Lorsque nous parlons de perception, nous pensons soit à la perception comme un usage discrimant des sens soit comme une réalisation mentale.

 

Or toute perception sensorielle est limitée et déformée par l’organe utilisé, et toute réalisation mentale est une mise à distance conceptuelle et devient perception indirecte.

 

De ce point de vue, nous passons le plus clair de notre temps à apercevoir les faits, les événements, les gens, les émotions, les désirs. Nous vivons dans un aperçu permanent, nous n’avons que des aperçus de la vie, de la relation, de l’amour… quand ce n’est pas juste un entre-aperçu… tout en étant persuadé de vivre, savoir, connaitre, aimer…

 

Percevoir « vraiment » est un acte fort et total, une perception complète et globale.

 

Lorsque l’on perçoit totalement une chose, il se produit un arrêt, un arrêt de la pensée, un arrêt du langage, un arrêt du corps, un arrêt tout court. Cet arrêt dure tout le temps de la perception.

 

La perception doit inclure la totalité du corps et du cœur, elle ne doit pas être uniquement perception sensorielle ou mentale. Elle doit être perception « par la somme des énergies » qui englobent le corps et le cœur. Une telle perception donne l’intuition de la nature intime du cœur faisant irruption dans le temps à travers le corps. La perception vécue et totale vide le cœur. Elle ouvre alors au fondement de toute énergie, elle clarifie le Ming et libère l’action ou la parole nécessaire.
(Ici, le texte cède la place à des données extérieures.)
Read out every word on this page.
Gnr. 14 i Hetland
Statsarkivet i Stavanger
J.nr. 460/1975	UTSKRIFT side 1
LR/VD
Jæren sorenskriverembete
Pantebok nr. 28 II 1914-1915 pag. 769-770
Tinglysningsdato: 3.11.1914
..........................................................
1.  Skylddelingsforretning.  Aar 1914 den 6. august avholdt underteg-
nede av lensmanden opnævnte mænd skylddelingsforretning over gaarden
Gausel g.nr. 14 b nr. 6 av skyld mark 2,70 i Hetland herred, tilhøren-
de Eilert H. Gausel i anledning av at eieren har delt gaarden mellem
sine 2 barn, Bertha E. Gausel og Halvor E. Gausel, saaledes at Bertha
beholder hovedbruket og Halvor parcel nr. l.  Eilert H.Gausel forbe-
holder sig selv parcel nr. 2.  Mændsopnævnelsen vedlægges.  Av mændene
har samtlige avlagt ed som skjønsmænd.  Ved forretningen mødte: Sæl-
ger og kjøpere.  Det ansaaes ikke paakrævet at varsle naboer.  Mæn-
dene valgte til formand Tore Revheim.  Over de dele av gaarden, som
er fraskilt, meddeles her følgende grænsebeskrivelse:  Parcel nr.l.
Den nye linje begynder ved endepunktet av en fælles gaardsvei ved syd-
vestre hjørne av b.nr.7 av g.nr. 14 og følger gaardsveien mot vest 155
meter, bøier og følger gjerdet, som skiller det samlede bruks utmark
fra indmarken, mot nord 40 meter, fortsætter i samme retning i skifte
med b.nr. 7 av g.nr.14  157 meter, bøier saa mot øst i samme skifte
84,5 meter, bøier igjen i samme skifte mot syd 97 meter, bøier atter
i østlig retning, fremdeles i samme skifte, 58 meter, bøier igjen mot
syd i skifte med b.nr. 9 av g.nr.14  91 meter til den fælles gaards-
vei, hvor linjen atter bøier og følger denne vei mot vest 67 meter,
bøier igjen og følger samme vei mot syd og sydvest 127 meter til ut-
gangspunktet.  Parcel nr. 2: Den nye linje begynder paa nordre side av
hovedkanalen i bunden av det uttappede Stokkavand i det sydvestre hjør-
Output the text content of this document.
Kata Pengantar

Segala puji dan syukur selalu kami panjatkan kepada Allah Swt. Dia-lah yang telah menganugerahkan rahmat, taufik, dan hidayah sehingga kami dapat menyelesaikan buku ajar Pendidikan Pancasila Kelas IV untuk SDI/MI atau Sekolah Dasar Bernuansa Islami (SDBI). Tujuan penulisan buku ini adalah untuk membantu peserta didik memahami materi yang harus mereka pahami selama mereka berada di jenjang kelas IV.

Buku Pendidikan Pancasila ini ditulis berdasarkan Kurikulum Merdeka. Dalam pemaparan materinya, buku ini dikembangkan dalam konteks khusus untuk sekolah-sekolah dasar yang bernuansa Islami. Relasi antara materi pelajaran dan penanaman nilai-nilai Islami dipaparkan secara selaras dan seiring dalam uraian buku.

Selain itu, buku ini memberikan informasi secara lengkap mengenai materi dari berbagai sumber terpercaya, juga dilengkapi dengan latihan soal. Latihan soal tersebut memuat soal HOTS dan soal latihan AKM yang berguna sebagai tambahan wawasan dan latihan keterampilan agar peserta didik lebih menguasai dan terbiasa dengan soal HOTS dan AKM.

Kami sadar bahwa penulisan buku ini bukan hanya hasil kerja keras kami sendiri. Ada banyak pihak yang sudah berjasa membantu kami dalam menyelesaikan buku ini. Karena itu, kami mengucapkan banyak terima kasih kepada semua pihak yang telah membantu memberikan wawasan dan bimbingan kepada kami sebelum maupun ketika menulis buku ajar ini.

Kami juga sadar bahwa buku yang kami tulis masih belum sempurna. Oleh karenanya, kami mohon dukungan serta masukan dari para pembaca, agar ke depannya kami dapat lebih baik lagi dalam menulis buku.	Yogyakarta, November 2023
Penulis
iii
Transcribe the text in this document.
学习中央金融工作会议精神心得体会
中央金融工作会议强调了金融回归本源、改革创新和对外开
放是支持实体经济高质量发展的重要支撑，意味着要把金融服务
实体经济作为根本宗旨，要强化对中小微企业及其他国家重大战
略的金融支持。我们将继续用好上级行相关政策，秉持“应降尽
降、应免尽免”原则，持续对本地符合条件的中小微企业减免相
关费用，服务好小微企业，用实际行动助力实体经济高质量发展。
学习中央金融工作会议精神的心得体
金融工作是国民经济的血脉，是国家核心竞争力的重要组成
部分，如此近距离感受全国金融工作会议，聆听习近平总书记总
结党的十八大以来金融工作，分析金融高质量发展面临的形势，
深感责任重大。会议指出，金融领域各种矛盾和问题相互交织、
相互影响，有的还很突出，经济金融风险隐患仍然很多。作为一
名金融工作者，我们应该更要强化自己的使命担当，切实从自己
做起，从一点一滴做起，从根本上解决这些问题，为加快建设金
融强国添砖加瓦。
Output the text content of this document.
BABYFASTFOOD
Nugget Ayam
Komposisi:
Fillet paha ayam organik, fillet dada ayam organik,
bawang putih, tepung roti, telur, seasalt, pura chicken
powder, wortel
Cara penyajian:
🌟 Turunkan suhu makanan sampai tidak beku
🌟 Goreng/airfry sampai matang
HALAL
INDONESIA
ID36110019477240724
Sans perception totale le silence et l’ouverture ne peuvent s’actualiser, l’arrêt n’est pas complet.

 

Pour inclure la totalité du corps dans la perception, il faut avoir un corps, pas un aperçu du corps, pas une représentation du corps, mais un corps vécu dans ce qu’il a de plus foncier.

 

Un exercice de base consiste donc à revenir constamment à la sensation corporelle. Vivre pleinement la sensation corporelle de la colère, de la peur, du froid, du coucher de soleil, de la pensée etc....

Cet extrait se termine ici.